A more revolutionary geo-political development might be China’s proposed canal project in southern Thailand. “Bypassing the Malacca strait by building a canal through the Kra Isthmus in Thailand—around 100km long and 25 meters deep, it would take ten years to build—could be an even greater game changer…. [because it would allow] deployment of the Chinese navy to the Indian Ocean.” China is fully integrating commercial and military assets into a single strategy. “China passed a law in 2016 creating a legal framework for the use of civilian assets to support military logistics operations and requiring all Chinese industries that conduct international transportation to provide supplies and aid to the Chinese navy as needed.”

Macaes ends his book by speculating on options for China’s continued rise in the world order. He suggests that “it is possible to argue that, by creating a parallel structure of institutions, China is not setting out to destroy the Western-led order. Its initiatives in the realms of finance, currency, infrastructure, trade and security—most of them now subsumed under the Belt and Road—are meant to provide China with alternatives, to reduce its dependency on the existing order and limit risks, without thereby reducing its support for the current order.” However, Macaes himself suggests that it is much more likely that China is seeking to upend the neoliberal status quo. “On a wide range of issues from the Internet to human rights and sovereignty claims in the South China Sea or global trade, China is putting forth a clear challenge to the existing liberal order.” He quotes Joe Kaeser, CEO of Siemens, “China’s Belt and Road will be the new World Trade Organization—whether we like it or not.” Chinese Foreign Minister, Wang Yi, also asserts, “China will actively explore a way of resolving hotspot issues with Chinese characteristics and play a bigger and more constructive role in upholding world stability.” As Macaes points out, “it can no longer be said that the Chinese are indifferent to how other people govern themselves.” Xi Jinping, himself, stated that China is “blazing a new trail for other developing countries to achieve modernization [providing] a new option for other countries and nations who want to speed up development.”

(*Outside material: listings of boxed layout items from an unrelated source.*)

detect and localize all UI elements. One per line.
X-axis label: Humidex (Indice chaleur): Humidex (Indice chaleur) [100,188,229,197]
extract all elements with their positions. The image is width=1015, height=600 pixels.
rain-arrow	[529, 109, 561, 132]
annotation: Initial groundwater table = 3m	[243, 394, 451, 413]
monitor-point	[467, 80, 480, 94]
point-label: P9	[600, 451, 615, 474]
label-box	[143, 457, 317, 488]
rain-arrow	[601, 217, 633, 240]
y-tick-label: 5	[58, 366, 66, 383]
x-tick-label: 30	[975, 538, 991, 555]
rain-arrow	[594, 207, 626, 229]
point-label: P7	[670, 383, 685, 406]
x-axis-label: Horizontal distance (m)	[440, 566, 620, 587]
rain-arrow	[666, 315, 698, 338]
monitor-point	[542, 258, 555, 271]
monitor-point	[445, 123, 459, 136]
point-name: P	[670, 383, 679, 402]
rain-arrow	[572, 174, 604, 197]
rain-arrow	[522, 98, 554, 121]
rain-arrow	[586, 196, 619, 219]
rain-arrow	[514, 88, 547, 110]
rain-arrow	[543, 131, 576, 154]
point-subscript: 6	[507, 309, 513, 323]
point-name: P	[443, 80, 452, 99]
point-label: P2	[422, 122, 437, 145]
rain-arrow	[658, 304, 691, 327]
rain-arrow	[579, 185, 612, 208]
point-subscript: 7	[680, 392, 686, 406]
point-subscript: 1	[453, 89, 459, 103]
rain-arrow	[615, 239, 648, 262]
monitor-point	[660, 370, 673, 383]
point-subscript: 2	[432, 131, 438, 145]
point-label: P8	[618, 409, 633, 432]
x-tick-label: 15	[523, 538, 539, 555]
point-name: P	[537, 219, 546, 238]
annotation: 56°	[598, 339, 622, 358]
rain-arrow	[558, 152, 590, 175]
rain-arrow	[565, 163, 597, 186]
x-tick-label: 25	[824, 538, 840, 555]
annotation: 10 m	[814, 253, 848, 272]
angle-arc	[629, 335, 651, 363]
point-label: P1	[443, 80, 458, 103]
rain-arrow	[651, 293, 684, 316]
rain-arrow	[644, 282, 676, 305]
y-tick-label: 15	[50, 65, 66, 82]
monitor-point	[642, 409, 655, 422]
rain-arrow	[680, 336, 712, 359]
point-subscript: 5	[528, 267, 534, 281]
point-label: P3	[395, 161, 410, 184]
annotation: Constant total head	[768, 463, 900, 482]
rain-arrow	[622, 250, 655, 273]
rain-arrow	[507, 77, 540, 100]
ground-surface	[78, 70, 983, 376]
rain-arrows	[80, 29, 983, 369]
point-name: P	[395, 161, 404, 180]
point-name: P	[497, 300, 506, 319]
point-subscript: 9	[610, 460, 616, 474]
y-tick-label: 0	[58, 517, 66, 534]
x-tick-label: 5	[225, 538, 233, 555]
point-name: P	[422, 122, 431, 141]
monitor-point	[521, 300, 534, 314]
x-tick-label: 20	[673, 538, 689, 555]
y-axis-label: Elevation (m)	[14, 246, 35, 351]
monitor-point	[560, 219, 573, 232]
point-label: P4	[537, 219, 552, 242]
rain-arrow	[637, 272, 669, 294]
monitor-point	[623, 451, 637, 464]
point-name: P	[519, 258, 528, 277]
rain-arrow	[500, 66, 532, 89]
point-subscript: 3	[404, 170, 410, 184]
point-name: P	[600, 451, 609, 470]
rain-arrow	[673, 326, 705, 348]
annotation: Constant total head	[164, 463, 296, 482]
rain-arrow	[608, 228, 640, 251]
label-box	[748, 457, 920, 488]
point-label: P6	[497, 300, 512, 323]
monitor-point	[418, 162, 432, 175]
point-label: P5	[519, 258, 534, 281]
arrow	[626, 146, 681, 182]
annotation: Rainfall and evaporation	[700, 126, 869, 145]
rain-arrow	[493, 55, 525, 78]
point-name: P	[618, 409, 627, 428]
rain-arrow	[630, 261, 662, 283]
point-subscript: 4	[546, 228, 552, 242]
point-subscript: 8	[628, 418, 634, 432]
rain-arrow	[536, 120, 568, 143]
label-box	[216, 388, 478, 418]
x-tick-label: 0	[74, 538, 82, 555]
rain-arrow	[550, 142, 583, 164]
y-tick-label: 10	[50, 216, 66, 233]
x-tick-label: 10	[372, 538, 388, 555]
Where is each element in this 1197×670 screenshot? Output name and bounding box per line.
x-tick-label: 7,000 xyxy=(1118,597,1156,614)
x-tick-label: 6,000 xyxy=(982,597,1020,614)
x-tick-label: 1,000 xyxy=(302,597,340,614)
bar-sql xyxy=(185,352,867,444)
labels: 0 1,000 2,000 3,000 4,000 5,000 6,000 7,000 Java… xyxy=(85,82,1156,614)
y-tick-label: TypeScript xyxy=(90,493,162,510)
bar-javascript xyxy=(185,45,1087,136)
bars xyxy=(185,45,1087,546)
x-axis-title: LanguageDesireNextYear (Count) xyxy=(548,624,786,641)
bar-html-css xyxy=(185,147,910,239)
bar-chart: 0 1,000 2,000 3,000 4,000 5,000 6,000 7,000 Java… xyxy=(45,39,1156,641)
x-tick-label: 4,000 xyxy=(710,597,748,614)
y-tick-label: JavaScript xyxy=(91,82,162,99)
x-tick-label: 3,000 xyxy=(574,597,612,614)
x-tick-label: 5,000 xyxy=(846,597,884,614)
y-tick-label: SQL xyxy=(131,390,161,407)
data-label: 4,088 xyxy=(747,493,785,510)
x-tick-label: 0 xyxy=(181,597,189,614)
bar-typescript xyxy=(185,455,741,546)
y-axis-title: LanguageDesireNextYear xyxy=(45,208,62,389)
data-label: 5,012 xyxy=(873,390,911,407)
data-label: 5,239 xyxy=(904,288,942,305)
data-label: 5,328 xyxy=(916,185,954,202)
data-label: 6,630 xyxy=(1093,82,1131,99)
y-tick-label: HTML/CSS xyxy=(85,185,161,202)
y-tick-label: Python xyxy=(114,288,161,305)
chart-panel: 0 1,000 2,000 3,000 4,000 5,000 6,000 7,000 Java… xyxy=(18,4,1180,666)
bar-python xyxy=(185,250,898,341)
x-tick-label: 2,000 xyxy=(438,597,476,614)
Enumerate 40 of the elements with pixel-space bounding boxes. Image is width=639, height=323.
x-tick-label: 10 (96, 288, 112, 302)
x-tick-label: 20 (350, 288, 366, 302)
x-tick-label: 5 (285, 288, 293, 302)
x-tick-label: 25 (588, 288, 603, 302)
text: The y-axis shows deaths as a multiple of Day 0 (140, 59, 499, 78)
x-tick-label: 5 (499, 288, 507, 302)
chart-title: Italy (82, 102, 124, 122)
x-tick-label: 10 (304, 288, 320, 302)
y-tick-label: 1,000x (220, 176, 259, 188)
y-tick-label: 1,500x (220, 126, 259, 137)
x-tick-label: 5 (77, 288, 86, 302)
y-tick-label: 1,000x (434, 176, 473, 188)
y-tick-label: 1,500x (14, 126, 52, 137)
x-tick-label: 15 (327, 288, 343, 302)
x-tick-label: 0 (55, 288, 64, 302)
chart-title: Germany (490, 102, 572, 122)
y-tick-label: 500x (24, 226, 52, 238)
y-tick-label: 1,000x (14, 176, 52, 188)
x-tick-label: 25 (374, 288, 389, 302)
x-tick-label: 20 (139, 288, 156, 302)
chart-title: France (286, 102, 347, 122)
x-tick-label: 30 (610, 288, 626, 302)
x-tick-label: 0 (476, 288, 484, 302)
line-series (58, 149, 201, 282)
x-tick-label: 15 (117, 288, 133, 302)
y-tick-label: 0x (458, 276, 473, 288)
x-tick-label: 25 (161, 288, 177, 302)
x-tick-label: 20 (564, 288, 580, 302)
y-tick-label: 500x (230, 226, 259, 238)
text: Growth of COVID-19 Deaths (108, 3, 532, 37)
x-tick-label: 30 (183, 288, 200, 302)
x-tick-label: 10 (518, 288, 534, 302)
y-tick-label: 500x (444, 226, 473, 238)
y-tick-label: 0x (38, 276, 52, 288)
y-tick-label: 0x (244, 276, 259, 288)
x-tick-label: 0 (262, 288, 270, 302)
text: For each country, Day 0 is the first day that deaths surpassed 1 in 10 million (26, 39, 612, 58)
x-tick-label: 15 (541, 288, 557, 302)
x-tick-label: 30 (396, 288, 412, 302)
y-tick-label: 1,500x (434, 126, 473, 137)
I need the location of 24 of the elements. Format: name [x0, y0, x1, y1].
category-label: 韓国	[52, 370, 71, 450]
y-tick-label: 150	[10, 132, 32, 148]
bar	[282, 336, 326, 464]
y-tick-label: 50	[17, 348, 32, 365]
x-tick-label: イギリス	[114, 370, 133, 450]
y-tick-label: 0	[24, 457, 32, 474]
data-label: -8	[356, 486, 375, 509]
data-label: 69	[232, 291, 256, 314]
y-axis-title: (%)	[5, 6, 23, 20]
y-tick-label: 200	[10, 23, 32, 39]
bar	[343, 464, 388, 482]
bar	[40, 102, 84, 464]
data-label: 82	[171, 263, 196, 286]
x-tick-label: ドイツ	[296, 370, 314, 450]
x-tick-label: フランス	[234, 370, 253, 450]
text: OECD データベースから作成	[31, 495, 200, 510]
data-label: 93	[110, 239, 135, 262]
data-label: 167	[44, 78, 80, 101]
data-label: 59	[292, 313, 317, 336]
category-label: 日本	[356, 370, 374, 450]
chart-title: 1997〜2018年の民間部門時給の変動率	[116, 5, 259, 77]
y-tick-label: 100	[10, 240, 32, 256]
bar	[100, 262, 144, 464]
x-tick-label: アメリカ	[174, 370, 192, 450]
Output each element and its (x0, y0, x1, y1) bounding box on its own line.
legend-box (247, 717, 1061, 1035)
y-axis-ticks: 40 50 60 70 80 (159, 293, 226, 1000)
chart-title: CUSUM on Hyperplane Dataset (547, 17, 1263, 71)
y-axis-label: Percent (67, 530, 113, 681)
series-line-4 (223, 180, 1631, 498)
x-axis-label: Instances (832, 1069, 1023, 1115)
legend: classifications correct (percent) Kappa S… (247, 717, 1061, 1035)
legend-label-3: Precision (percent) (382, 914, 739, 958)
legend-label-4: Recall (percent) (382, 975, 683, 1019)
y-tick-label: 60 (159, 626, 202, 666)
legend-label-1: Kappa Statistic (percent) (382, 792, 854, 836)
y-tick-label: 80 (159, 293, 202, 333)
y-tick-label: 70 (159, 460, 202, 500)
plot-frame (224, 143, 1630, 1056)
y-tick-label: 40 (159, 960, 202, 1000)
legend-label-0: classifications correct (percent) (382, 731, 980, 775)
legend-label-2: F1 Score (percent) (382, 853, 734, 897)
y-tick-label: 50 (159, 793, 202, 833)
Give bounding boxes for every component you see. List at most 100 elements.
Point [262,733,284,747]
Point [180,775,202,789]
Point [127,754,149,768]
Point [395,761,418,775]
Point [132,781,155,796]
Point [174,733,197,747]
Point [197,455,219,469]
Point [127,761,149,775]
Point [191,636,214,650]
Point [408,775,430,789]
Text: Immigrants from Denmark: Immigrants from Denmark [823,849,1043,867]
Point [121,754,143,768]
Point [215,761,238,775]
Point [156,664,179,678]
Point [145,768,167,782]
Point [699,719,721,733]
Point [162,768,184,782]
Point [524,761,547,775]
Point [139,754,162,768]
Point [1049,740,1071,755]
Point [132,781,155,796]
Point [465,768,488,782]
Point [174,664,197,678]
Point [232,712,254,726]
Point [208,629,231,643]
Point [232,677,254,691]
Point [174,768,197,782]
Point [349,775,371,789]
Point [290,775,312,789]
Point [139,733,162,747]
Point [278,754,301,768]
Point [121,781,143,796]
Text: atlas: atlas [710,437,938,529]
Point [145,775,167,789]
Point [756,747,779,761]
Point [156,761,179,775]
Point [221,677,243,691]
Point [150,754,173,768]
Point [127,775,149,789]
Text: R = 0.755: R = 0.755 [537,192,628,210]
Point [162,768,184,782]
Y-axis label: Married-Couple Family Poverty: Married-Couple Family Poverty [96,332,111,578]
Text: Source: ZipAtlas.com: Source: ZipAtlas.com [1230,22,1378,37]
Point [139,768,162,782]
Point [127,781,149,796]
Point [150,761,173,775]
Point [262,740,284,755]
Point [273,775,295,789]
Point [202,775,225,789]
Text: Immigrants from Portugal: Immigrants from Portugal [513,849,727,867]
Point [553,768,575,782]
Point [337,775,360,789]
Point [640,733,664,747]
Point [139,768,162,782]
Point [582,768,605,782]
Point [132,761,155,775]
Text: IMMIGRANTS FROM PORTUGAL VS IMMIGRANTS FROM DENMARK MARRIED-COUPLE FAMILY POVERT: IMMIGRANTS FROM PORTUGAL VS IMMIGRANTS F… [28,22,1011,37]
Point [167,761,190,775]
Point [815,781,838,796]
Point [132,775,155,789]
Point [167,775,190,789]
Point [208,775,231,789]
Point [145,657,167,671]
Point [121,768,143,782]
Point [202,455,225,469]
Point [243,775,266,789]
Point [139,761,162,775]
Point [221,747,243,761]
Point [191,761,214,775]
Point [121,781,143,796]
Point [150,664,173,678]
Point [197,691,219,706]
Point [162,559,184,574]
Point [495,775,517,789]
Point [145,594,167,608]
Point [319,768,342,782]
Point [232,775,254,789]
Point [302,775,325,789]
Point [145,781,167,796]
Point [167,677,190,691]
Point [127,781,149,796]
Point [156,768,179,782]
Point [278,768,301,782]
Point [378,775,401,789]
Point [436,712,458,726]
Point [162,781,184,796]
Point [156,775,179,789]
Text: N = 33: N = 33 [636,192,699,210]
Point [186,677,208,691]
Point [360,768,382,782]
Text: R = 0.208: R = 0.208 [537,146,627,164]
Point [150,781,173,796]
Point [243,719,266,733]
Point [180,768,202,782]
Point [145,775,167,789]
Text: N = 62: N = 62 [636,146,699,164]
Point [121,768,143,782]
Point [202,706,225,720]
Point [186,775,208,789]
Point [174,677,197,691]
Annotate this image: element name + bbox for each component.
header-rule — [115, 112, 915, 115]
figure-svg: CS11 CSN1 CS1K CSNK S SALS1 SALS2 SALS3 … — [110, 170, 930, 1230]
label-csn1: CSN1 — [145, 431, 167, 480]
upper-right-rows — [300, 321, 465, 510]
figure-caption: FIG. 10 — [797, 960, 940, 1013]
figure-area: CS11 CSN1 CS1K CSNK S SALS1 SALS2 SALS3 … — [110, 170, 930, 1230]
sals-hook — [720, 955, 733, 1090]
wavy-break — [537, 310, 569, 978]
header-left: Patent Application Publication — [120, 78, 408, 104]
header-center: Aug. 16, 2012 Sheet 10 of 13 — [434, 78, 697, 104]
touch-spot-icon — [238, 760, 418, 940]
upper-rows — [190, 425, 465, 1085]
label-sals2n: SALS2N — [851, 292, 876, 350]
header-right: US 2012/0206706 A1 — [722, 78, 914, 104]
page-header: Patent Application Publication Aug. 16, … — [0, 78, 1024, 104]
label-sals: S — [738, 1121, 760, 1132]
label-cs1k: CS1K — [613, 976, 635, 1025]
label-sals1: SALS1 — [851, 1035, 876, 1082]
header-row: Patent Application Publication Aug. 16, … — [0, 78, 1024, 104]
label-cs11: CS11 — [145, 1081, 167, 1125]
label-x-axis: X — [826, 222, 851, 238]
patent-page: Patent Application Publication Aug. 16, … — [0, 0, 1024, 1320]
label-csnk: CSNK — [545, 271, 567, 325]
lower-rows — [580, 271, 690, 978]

Whatever the case, it seems clear that the Whig theory of history, where every country progresses ever-forward towards a predetermined endpoint, is not in the cards.The age of a single global hegemon seems to have passed rather quickly, as we have drifted back into a realist world of competing State interests and alliances.  “A multipolar world system would be based on different spheres of influence, as different actors pursue independent paths, even if they are also able—in limited areas—to influence and shape each other’s system of norms.” Macaes concludes, “The Belt and Road may never become universal—just as the West never became universal—but in some areas it will rule unimpeded and different shades of influence will be felt everywhere.”